Haven't confirmed that this regex syntax is correct, but should be close, also need to doublecheck language list for public domain dedication. Will need to be more complex to be robust, as deed.mi doesn't exist yet, but legalcode.mi does.

All of deed, legalcode, no ending are valid, with the canonical form of the license IRI having nothing after the version number.

Only some two letter language codes have translations, and some translations are identified by a longer string than the two letter language code.
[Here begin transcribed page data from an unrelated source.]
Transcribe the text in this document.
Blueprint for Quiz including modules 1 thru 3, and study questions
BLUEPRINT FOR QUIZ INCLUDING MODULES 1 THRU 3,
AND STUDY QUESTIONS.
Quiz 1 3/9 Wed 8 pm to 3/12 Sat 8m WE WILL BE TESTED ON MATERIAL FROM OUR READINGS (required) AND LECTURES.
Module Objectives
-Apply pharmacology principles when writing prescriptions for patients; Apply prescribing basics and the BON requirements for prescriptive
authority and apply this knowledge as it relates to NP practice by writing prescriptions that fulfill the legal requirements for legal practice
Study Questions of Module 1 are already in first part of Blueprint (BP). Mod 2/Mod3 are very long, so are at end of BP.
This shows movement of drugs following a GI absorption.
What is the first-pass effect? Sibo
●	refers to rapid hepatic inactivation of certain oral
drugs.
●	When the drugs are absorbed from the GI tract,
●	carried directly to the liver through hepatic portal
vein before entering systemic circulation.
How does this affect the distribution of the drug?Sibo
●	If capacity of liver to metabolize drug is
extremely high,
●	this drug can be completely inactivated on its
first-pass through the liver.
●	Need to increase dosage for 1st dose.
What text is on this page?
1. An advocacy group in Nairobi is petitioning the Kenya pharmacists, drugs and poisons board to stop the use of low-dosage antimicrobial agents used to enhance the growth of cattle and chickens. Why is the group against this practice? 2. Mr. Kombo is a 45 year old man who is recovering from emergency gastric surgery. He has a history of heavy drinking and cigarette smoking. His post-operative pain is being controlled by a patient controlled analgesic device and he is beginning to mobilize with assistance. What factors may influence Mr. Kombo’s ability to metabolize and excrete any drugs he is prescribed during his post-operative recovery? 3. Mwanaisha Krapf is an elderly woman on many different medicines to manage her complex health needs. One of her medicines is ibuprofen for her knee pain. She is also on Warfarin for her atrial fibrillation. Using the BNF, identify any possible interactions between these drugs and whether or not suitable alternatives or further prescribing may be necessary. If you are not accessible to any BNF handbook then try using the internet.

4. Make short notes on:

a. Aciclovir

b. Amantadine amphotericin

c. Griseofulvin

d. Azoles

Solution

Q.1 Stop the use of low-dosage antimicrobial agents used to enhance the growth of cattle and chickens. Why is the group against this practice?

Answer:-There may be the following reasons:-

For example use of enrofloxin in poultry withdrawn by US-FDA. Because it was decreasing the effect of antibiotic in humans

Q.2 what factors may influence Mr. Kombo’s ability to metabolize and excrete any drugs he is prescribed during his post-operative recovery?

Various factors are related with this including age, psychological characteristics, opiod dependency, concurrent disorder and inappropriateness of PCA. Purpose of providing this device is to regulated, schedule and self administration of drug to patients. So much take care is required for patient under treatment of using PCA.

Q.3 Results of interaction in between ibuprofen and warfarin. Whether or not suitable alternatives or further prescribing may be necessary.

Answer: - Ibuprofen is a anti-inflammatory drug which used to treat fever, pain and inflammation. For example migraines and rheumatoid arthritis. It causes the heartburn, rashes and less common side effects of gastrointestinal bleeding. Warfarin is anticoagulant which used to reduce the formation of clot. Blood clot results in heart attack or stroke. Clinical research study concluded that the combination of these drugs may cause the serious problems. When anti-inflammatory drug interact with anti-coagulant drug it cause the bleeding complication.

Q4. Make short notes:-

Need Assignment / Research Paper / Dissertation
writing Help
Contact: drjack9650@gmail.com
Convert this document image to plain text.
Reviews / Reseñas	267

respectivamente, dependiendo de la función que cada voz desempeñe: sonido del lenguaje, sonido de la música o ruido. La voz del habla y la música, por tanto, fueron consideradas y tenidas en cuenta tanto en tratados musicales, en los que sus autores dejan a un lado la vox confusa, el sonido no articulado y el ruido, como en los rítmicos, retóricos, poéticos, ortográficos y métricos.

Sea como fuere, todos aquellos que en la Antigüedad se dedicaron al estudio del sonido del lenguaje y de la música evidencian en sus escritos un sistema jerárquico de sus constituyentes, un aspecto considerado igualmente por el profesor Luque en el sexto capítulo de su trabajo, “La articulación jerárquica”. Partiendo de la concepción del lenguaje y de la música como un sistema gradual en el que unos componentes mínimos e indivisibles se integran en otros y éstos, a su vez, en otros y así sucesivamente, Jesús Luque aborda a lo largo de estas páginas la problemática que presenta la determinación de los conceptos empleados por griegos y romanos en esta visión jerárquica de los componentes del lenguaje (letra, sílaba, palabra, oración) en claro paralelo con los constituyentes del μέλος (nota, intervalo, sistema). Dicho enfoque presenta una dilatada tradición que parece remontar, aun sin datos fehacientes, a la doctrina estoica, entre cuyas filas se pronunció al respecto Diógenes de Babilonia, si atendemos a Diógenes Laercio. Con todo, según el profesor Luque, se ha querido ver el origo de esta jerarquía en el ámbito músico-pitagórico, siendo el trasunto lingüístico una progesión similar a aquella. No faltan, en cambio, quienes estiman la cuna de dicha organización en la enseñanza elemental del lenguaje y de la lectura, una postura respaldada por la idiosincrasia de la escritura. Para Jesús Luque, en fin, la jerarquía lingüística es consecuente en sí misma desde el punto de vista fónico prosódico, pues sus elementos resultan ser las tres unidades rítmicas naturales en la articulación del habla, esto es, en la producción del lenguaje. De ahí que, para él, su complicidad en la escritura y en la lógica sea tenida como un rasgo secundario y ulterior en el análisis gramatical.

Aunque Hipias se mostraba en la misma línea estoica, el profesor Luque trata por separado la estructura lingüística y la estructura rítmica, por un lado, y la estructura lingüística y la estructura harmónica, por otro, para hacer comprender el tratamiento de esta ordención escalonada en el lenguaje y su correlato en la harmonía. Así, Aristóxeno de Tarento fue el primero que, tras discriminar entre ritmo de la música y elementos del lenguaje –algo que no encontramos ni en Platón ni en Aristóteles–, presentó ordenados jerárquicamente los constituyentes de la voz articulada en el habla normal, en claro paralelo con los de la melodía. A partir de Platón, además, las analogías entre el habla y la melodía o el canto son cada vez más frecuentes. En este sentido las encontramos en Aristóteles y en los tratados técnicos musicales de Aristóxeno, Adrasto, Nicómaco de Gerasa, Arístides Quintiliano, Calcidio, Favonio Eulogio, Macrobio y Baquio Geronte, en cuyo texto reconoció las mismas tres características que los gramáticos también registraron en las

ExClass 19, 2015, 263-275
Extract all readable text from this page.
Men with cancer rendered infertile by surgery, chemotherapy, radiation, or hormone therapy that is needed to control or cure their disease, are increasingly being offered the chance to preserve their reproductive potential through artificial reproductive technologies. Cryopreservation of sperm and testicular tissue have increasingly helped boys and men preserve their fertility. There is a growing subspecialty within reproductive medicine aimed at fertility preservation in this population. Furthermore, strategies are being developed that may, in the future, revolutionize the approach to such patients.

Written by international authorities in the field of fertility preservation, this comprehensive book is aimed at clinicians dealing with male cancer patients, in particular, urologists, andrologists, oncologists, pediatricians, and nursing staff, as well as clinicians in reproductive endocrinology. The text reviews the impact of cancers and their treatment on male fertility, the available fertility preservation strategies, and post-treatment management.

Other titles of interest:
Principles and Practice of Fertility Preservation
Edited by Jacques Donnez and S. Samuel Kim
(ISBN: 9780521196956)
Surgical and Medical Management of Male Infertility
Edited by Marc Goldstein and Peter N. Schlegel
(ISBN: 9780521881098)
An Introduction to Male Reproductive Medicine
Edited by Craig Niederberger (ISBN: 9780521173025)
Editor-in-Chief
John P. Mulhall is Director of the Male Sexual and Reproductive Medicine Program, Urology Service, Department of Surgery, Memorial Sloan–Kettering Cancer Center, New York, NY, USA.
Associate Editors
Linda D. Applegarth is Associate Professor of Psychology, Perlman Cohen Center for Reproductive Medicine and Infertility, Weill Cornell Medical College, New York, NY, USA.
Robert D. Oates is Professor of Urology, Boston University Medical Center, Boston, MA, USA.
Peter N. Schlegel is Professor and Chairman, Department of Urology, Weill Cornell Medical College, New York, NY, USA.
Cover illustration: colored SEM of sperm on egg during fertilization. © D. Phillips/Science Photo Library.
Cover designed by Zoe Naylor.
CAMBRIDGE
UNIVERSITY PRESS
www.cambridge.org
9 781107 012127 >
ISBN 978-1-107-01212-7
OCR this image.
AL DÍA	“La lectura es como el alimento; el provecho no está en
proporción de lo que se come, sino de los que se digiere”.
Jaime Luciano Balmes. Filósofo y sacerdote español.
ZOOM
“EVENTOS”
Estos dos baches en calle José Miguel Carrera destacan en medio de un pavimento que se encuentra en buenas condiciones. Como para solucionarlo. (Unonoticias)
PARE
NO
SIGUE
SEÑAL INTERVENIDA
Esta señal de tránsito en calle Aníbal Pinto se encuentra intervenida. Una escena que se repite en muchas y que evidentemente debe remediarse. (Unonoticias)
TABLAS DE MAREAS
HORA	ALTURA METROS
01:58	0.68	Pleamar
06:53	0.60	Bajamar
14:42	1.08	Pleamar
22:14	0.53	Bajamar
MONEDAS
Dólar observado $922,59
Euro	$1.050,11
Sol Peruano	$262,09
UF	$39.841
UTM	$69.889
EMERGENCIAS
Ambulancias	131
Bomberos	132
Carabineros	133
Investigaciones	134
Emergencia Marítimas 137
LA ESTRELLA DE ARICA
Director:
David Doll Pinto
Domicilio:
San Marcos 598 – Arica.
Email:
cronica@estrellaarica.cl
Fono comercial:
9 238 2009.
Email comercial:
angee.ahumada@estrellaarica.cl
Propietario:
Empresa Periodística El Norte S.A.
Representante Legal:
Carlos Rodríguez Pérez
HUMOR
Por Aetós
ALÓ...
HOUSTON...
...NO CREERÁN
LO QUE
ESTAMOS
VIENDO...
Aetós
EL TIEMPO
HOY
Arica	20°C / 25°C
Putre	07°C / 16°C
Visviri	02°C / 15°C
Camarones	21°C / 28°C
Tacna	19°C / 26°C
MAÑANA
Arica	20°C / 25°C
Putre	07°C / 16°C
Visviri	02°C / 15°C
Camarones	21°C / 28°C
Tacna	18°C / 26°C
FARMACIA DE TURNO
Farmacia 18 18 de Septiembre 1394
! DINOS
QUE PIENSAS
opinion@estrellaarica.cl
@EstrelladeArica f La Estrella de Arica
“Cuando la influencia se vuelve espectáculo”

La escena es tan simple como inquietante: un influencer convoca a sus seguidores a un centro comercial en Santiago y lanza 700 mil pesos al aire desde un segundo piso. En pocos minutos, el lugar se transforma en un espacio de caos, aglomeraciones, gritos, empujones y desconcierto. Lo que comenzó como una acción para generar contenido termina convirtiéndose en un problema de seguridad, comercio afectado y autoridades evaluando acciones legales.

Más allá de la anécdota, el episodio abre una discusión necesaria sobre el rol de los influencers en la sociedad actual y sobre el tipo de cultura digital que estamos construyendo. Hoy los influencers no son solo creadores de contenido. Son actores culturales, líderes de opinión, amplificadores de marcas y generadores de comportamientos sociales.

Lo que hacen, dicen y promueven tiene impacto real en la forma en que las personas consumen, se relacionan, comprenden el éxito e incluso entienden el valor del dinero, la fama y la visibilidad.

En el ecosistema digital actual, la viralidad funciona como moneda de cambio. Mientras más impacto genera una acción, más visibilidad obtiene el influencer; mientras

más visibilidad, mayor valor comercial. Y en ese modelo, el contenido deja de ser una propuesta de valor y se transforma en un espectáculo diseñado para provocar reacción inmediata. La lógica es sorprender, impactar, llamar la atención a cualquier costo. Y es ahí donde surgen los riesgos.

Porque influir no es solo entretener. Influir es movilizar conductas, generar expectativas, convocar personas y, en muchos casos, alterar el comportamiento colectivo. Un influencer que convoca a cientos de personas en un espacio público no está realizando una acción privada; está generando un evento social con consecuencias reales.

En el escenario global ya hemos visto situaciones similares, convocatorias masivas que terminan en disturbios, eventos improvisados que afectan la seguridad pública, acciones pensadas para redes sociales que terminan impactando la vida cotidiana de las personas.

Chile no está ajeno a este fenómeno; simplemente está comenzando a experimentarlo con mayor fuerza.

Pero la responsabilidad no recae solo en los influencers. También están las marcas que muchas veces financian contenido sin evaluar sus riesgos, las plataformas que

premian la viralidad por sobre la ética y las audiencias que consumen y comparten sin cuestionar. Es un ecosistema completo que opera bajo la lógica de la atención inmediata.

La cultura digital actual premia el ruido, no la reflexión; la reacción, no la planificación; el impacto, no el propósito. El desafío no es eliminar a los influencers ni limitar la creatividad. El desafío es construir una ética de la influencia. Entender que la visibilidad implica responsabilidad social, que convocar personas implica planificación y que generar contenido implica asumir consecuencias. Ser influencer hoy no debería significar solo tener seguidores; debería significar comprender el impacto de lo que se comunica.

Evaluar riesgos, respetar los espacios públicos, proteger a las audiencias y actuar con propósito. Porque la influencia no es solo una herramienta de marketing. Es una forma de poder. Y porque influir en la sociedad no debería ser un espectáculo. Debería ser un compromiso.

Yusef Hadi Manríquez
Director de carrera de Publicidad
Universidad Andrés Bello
Errors in the language code, or specifying a language code for which a translation doesn't exist returns a 404 error instead of redirecting to the more general license IRI.

chicoreus commented 6 months ago

Syntax corrected regex:

^(http(s){0,1}:\/\/creativecommons.org\/licenses\/(by|by-sa|by-nc|by-nc-sa|by-nd|by-nc-nd)\/4.0\/((deed|legalcode)(.(id|eu|da|de|en|es|fr|fy|hr|it|lv|lt|mi|ni|no|pl|pt|ro|si|fi|sv|tr|cs|el|ru|uk|ar|jp|zh-hans|zh-hant|ko)){0,1})|(http(s){0,1}:\/\/creativecommons.org\/publicdomain\/zero\/1.0\/((deed|legalcode)(.(id|eu|da|de|en|es|fr|fy|hr|it|lv|lt|ni|no|pl|pt|ro|si|fi|sv|tr|cs|el|ru|uk|ar|jp|zh-hans|zh-hant|ko)){0,1})))$

ArthurChapman commented 6 months ago

That looks like a solution!

ArthurChapman commented 6 months ago

Your other explanation would be good to put in the Notes.

chicoreus commented 6 months ago

Regex still not quite right. This one tested and works:

^(http(s){0,1}://creativecommons[.]org/licenses/(by|by-sa|by-nc|by-nc-sa|by-nd|by-nc-nd)/4[.]0/((deed|legalcode)(.){0,1}){0,1})|(http(s){0,1}://creativecommons[.]org/publicdomain/zero/1[.]0/((deed|legalcode)(.){0,1}){0,1})$

chicoreus commented 6 months ago

@ArthurChapman added the substance of the comment above to the notes.

Tasilee commented 5 months ago

Thanks @ArthurChapman. @chicoreus : How can you render the "|"s in the regular expression into a form acceptable to the github table format? I've tried to add the Source Authority as specified.

ArthurChapman commented 5 months ago

To include a pipe in Markdown text -use "\|"

Tasilee commented 5 months ago

Thanks @ArthurChapman - done I hope.